I'm researching for ways to build and run a huge storage server (must be running Linux) where for all data arrays I can run consistency check and fix, while the usual applications using the arrays (reads and writes) keep on working as usual.
Say you have a many-TB of data on a single traditional Linux filesystem (EXT4, XFS) that is used by hundreds of users and suddenly the system reports consistency/corruption problem with it, or you know that the machine went down recently in a dirty way and filesystem corruption is very likely.
Taking the filesystem offline and running the filesystem check can easily take many hours/days of downtime, since neither EXT4 nor XFS can run check & repair while in normal operation; the filesystem needs to be taken offline first.
How to avoid this weakness of EXT4/XFS with Linux?

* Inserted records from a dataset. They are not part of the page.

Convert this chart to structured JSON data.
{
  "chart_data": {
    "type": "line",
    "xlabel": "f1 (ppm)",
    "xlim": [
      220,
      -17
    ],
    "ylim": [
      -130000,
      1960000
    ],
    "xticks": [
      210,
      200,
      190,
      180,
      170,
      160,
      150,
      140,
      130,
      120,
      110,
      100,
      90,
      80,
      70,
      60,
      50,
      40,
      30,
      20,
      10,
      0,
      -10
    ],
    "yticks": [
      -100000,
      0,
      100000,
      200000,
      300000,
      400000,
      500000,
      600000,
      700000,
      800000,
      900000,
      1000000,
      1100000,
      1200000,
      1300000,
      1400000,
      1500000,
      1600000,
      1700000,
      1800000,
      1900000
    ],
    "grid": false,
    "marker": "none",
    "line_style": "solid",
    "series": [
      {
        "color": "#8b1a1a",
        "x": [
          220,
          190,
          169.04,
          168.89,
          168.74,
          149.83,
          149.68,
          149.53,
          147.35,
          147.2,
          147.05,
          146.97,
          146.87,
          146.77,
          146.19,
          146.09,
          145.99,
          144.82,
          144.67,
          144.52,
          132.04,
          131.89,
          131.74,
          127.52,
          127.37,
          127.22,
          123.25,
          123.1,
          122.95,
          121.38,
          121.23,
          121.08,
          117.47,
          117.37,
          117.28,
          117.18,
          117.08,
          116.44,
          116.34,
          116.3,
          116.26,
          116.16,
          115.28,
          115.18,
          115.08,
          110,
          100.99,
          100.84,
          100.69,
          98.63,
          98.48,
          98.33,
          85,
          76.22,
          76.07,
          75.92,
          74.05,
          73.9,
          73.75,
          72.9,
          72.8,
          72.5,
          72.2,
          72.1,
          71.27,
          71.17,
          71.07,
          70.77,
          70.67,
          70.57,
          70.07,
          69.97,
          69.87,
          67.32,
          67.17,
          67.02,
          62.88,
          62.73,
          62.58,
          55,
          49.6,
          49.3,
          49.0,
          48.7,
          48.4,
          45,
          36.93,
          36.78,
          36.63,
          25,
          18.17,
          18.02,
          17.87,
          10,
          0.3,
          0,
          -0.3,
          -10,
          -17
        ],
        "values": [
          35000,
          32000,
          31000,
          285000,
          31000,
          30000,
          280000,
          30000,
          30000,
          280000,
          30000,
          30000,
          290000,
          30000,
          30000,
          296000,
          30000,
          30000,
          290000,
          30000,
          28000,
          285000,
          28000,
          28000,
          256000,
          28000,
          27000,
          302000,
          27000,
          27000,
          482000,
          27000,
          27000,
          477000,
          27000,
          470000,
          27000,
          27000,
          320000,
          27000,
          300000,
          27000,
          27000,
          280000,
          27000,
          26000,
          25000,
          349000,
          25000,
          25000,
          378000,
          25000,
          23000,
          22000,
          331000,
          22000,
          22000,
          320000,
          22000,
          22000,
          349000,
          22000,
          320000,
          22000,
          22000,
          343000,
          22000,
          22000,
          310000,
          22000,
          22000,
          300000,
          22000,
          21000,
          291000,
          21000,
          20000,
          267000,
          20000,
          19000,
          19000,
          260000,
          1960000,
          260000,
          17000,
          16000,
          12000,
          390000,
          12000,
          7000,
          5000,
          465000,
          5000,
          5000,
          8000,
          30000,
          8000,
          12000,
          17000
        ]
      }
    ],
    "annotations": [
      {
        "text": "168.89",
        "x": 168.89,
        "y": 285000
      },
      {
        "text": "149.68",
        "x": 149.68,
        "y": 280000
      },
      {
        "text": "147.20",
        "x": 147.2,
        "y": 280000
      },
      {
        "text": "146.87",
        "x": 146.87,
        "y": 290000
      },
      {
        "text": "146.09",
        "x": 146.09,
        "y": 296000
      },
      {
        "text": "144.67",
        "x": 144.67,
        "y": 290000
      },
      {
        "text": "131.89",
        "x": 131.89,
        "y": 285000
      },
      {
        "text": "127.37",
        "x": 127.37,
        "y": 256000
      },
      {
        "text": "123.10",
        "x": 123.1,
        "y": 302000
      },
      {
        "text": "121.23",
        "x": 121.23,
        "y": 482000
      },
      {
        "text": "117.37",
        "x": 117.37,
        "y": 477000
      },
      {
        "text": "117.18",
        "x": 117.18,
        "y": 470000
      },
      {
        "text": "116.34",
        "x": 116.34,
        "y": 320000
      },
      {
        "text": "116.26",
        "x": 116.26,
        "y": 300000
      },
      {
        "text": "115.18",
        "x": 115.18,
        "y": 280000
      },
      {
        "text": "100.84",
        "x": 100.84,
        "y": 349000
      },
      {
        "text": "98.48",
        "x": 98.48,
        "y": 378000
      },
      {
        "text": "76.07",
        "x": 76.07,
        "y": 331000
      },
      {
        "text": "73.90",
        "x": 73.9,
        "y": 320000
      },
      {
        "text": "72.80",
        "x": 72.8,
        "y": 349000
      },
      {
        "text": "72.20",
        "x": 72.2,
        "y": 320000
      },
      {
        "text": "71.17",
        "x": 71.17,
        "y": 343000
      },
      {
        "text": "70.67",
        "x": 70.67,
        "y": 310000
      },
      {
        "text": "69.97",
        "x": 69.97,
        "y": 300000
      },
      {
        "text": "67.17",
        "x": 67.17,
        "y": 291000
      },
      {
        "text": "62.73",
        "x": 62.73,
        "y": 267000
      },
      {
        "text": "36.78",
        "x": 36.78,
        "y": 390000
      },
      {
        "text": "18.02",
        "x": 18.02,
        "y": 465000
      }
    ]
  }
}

How can I build a large storage server without ever needing to get it offline for hours for maintenance?
I've read a lot about ZFS and its reliability due to its use of data/metadata consistency checks. Is it possible to run consistency check and fix ZFS filesystem without taking it offline? Would some other new filesystem or some other organization of the data on disk be better?
One other option I'm thinking about is to divide the data array into ridiculously many (hundreds) of partitions, each having its own independent filesystem, and fix applications to know to use all those partitions. Then, when the need to check one of them arises, only that one will need to be taken offline. Not a perfect solution, but better than nothing.
Is there a perfect solution to this problem?